Skip it for simple agents. If you have one logging subscriber and nothing else, the bus adds indirection without benefit. A direct function call is simpler.

Install

pip install git+https://github.com/MukundaKatta/agent-event-bus

from agent_event_bus import EventBus
from agentsnap import AgentSnap
from agent_decision_log import DecisionLog

bus = EventBus()
snap = AgentSnap()
decisions = DecisionLog(path="./logs/decisions.jsonl")

# Wire up observability subscribers once at startup
@bus.subscribe("agent.llm_call")
def track_usage(event: dict) -> None:
    snap.record(
        run_id=event["run_id"],
        model=event["model"],
        input_tokens=event["input_tokens"],
        output_tokens=event["output_tokens"],
    )

@bus.subscribe("agent.decision")
def record_decision(event: dict) -> None:
    decisions.record(
        run_id=event["run_id"],
        decision=event["decision"],
        why=event["why"],
    )

@bus.subscribe("agent.*")  # catch all
def count_events(event: dict) -> None:
    metrics.increment(f"agent.events.{event['topic']}")

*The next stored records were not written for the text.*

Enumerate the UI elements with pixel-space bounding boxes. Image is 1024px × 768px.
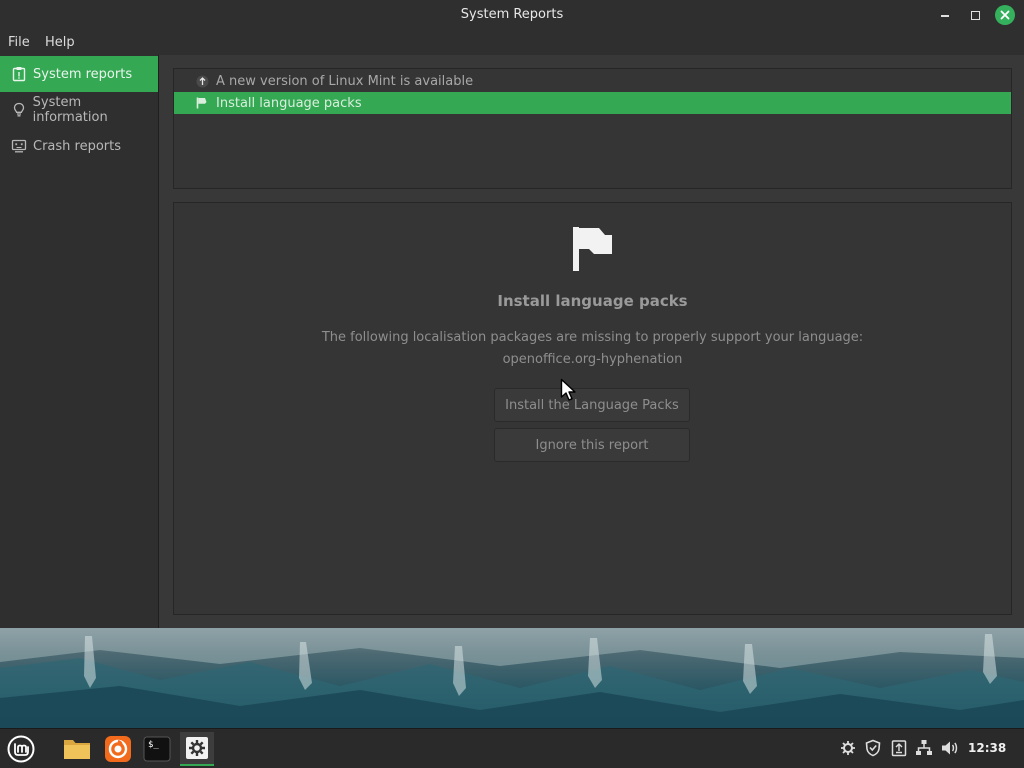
network-icon (916, 740, 932, 755)
report-row-label: A new version of Linux Mint is available (216, 73, 474, 89)
detail-description: The following localisation packages are … (321, 330, 864, 345)
sidebar-item-system-reports[interactable]: System reports (0, 56, 158, 92)
firefox-icon (105, 736, 131, 762)
clipboard-icon (891, 740, 907, 757)
menu-bar: File Help (0, 30, 1024, 55)
clipboard-alert-icon (10, 65, 28, 83)
sidebar-item-label: System information (32, 95, 108, 125)
missing-package-name: openoffice.org-hyphenation (502, 352, 683, 367)
minimize-button[interactable] (935, 5, 955, 25)
close-button[interactable] (995, 5, 1015, 25)
folder-icon (64, 740, 90, 759)
sidebar: System reports System information Crash … (0, 55, 159, 628)
terminal-icon: $_ (143, 736, 171, 762)
files-launcher[interactable] (60, 732, 94, 766)
crash-monitor-icon (10, 137, 28, 155)
sidebar-item-system-information[interactable]: System information (0, 92, 158, 128)
terminal-launcher[interactable]: $_ (140, 732, 174, 766)
update-manager-tray[interactable] (838, 738, 858, 758)
firefox-launcher[interactable] (101, 732, 135, 766)
mint-menu-button[interactable] (4, 732, 38, 766)
mouse-pointer-icon (560, 378, 576, 401)
network-tray[interactable] (914, 738, 934, 758)
main-content: A new version of Linux Mint is available… (160, 55, 1024, 628)
menu-help[interactable]: Help (45, 35, 75, 50)
menu-file[interactable]: File (8, 35, 30, 50)
report-row-label: Install language packs (216, 95, 362, 111)
maximize-icon (970, 10, 980, 20)
sidebar-item-label: Crash reports (33, 138, 122, 154)
ignore-report-button[interactable]: Ignore this report (494, 428, 690, 462)
sidebar-item-label: System reports (33, 66, 133, 82)
flag-icon (573, 227, 612, 271)
shield-icon (865, 739, 881, 757)
upgrade-arrow-icon (195, 74, 209, 88)
taskbar-panel: $_ 12:38 (0, 728, 1024, 768)
report-detail: Install language packs The following loc… (173, 202, 1012, 615)
report-row-install-language-packs[interactable]: Install language packs (174, 92, 1011, 114)
system-reports-taskbar-button[interactable] (180, 732, 214, 766)
system-reports-window: System Reports File Help System reports (0, 0, 1024, 628)
reports-list[interactable]: A new version of Linux Mint is available… (173, 68, 1012, 189)
flag-icon (195, 96, 209, 110)
volume-tray[interactable] (940, 738, 960, 758)
install-language-packs-button[interactable]: Install the Language Packs (494, 388, 690, 422)
wallpaper-image (0, 628, 1024, 728)
maximize-button[interactable] (965, 5, 985, 25)
panel-clock[interactable]: 12:38 (968, 741, 1006, 755)
title-bar[interactable]: System Reports (0, 0, 1024, 30)
sidebar-item-crash-reports[interactable]: Crash reports (0, 128, 158, 164)
volume-icon (942, 741, 958, 755)
update-manager-icon (841, 741, 855, 755)
svg-text:$_: $_ (148, 740, 159, 750)
report-row-new-version[interactable]: A new version of Linux Mint is available (174, 70, 1011, 92)
clipboard-tray[interactable] (889, 738, 909, 758)
window-title: System Reports (460, 7, 564, 22)
detail-title: Install language packs (497, 292, 688, 310)
shield-tray[interactable] (863, 738, 883, 758)
gear-icon (186, 737, 208, 759)
desktop-wallpaper (0, 628, 1024, 728)
lightbulb-icon (10, 101, 28, 119)
minimize-icon (941, 15, 949, 17)
mint-menu-icon (7, 735, 35, 763)
close-icon (1000, 10, 1010, 20)
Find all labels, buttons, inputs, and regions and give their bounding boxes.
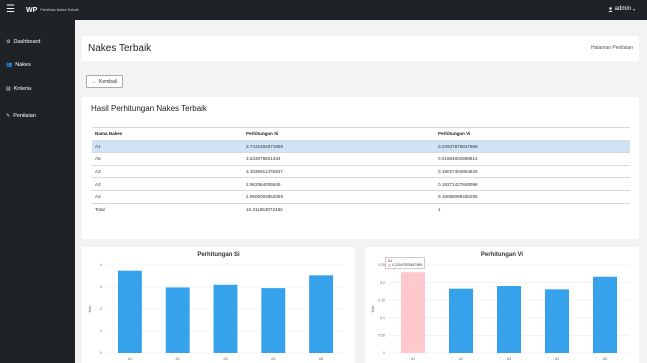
dashboard-icon: ⚙ — [6, 39, 11, 45]
x-tick-label: A5 — [319, 357, 323, 361]
table-row[interactable]: A4 2.9505093853369 0.18088098450295 — [92, 189, 630, 204]
cell-name: A2 — [92, 177, 243, 191]
chart-tooltip: A1 0.22947875847969 — [385, 257, 426, 269]
x-tick-label: A3 — [507, 357, 511, 361]
chart-card-vi: Perhitungan Vi 0 0.05 0.1 0.15 0.2 0.25 Nilai A… — [365, 247, 639, 363]
cell-si: 2.9505093853369 — [243, 189, 435, 204]
cell-si: 16.311653072482 — [243, 202, 435, 216]
y-tick-label: 0 — [100, 351, 102, 355]
y-tick-label: 0.15 — [378, 298, 385, 302]
list-icon: ▤ — [6, 86, 11, 92]
bar-a2[interactable] — [449, 288, 473, 353]
table-row[interactable]: A1 3.7431684871956 0.22947875847969 — [92, 139, 630, 153]
bar-a3[interactable] — [497, 286, 521, 353]
x-tick-label: A1 — [128, 357, 132, 361]
bar-a4[interactable] — [261, 288, 286, 353]
sidebar-item-label: Nakes — [15, 62, 31, 68]
menu-icon[interactable]: ☰ — [6, 5, 15, 15]
tooltip-value: 0.22947875847969 — [392, 263, 423, 267]
chevron-down-icon: ▾ — [632, 6, 635, 12]
bar-a1[interactable] — [117, 270, 142, 353]
table-header-row: Nama Nakes Perhitungan Si Perhitungan Vi — [92, 127, 630, 141]
bar-a1[interactable] — [401, 272, 425, 353]
chart-si: 0 1 2 3 4 Nilai A1 A2 A3 A4 A5 — [88, 263, 345, 361]
cell-vi: 0.21664802998814 — [435, 152, 630, 166]
cell-si: 3.533078621434 — [243, 152, 435, 166]
x-tick-label: A4 — [271, 357, 275, 361]
x-tick-label: A3 — [223, 357, 227, 361]
users-icon: 👥 — [6, 62, 13, 68]
cell-si: 3.1036911478307 — [243, 164, 435, 178]
top-navbar: ☰ WP Pemilihan Nakes Terbaik admin ▾ — [0, 0, 647, 20]
user-icon — [608, 6, 613, 12]
y-tick-label: 0 — [383, 351, 385, 355]
chart-card-si: Perhitungan Si 0 1 2 3 4 Nilai A1 A2 A3 A4 A5 — [82, 247, 355, 363]
cell-name: A4 — [92, 189, 243, 204]
cell-name: A5 — [92, 152, 243, 166]
column-header-si: Perhitungan Si — [243, 127, 435, 141]
arrow-left-icon: ← — [92, 78, 97, 85]
bar-a3[interactable] — [213, 284, 238, 353]
x-tick-label: A4 — [555, 357, 559, 361]
user-menu[interactable]: admin ▾ — [608, 6, 635, 12]
cell-vi: 0.22947875847969 — [435, 139, 630, 153]
cell-si: 3.7431684871956 — [243, 139, 435, 153]
page-title: Nakes Terbaik — [88, 43, 152, 54]
breadcrumb: Halaman Penilaian — [591, 45, 633, 51]
x-tick-label: A5 — [603, 357, 607, 361]
y-tick-label: 3 — [100, 285, 102, 289]
y-tick-label: 2 — [100, 307, 102, 311]
bar-a4[interactable] — [545, 289, 569, 353]
sidebar-item-label: Kriteria — [13, 86, 32, 92]
sidebar-item-label: Penilaian — [13, 113, 36, 119]
y-axis-label: Nilai — [371, 305, 375, 312]
brand-logo[interactable]: WP — [26, 7, 37, 14]
tooltip-swatch — [388, 263, 391, 267]
back-button[interactable]: ← Kembali — [86, 75, 124, 88]
y-tick-label: 1 — [100, 329, 102, 333]
results-card: Hasil Perhitungan Nakes Terbaik Nama Nak… — [82, 97, 639, 239]
cell-name: A1 — [92, 139, 243, 153]
y-tick-label: 0.2 — [380, 281, 385, 285]
cell-vi: 0.19027494854826 — [435, 164, 630, 178]
results-table: Nama Nakes Perhitungan Si Perhitungan Vi… — [92, 127, 630, 216]
back-button-label: Kembali — [99, 78, 118, 85]
cell-name: Total — [92, 202, 243, 216]
y-tick-label: 4 — [100, 263, 102, 267]
bar-a5[interactable] — [593, 276, 617, 353]
sidebar-item-penilaian[interactable]: ✎ Penilaian — [6, 113, 36, 119]
column-header-vi: Perhitungan Vi — [435, 127, 630, 141]
page-header: Nakes Terbaik Halaman Penilaian — [82, 36, 639, 61]
cell-vi: 1 — [435, 202, 630, 216]
y-tick-label: 0.1 — [380, 316, 385, 320]
results-title: Hasil Perhitungan Nakes Terbaik — [91, 104, 207, 113]
x-tick-label: A2 — [176, 357, 180, 361]
sidebar: ⚙ Dashboard 👥 Nakes ▤ Kriteria ✎ Penilai… — [0, 20, 75, 363]
cell-vi: 0.18088098450295 — [435, 189, 630, 204]
table-row[interactable]: A2 2.983364006849 0.18271427848096 — [92, 177, 630, 191]
y-tick-label: 0.05 — [378, 334, 385, 338]
cell-si: 2.983364006849 — [243, 177, 435, 191]
table-row[interactable]: A3 3.1036911478307 0.19027494854826 — [92, 164, 630, 178]
x-tick-label: A2 — [459, 357, 463, 361]
x-tick-label: A1 — [411, 357, 415, 361]
bar-a2[interactable] — [165, 287, 190, 353]
cell-vi: 0.18271427848096 — [435, 177, 630, 191]
column-header-name: Nama Nakes — [92, 127, 243, 141]
table-row[interactable]: A5 3.533078621434 0.21664802998814 — [92, 152, 630, 166]
bar-a5[interactable] — [309, 275, 334, 353]
sidebar-item-dashboard[interactable]: ⚙ Dashboard — [6, 39, 40, 45]
sidebar-item-nakes[interactable]: 👥 Nakes — [6, 62, 31, 68]
edit-icon: ✎ — [6, 113, 11, 119]
y-axis-label: Nilai — [88, 305, 92, 312]
brand-subtitle: Pemilihan Nakes Terbaik — [40, 8, 79, 12]
cell-name: A3 — [92, 164, 243, 178]
sidebar-item-kriteria[interactable]: ▤ Kriteria — [6, 86, 31, 92]
user-name: admin — [614, 6, 631, 12]
table-row-total[interactable]: Total 16.311653072482 1 — [92, 202, 630, 216]
sidebar-item-label: Dashboard — [13, 39, 41, 45]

# Agent loop just publishes
def run_agent(task: str) -> str:
    run_id = str(RunId.generate())

    while True:
        response = call_llm(messages)
        bus.publish("agent.llm_call", {
            "run_id": run_id,
            "model": "claude-sonnet-4-6",
            "input_tokens": response.usage.input_tokens,
            "output_tokens": response.usage.output_tokens,
        })

        if response.stop_reason == "end_turn":
            return extract_text(response)

Sibling Libraries

Library	What it solves
`agentsnap`	Usage tracking subscriber for cost events
`agent-decision-log`	Decision recording subscriber
`agent-run-id`	Run IDs to include in event payloads
`agent-step-log`	Durable step logging (complements transient bus)
`agenttap`	Wire-level capture (use alongside bus for full picture)

The observability architecture: agent-event-bus for in-process event routing, agenttap for wire-level capture, agent-step-log for durable step records, agent-run-id for correlation.

What's Next

Event replay for testing: bus.capture() context manager that records all published events during a block. Load the recording and replay it to test subscribers. This would make subscriber unit tests much cleaner.

Priority subscribers: call higher-priority subscribers before lower-priority ones. Useful for subscribers that must run before others (auth/security checks before logging).

Dead letter queue: events that could not be delivered because all subscribers raised go to a dead letter queue for inspection. Currently errors are just logged and dropped.

Built as part of the agent-stack family: composable Python primitives for production LLM agents.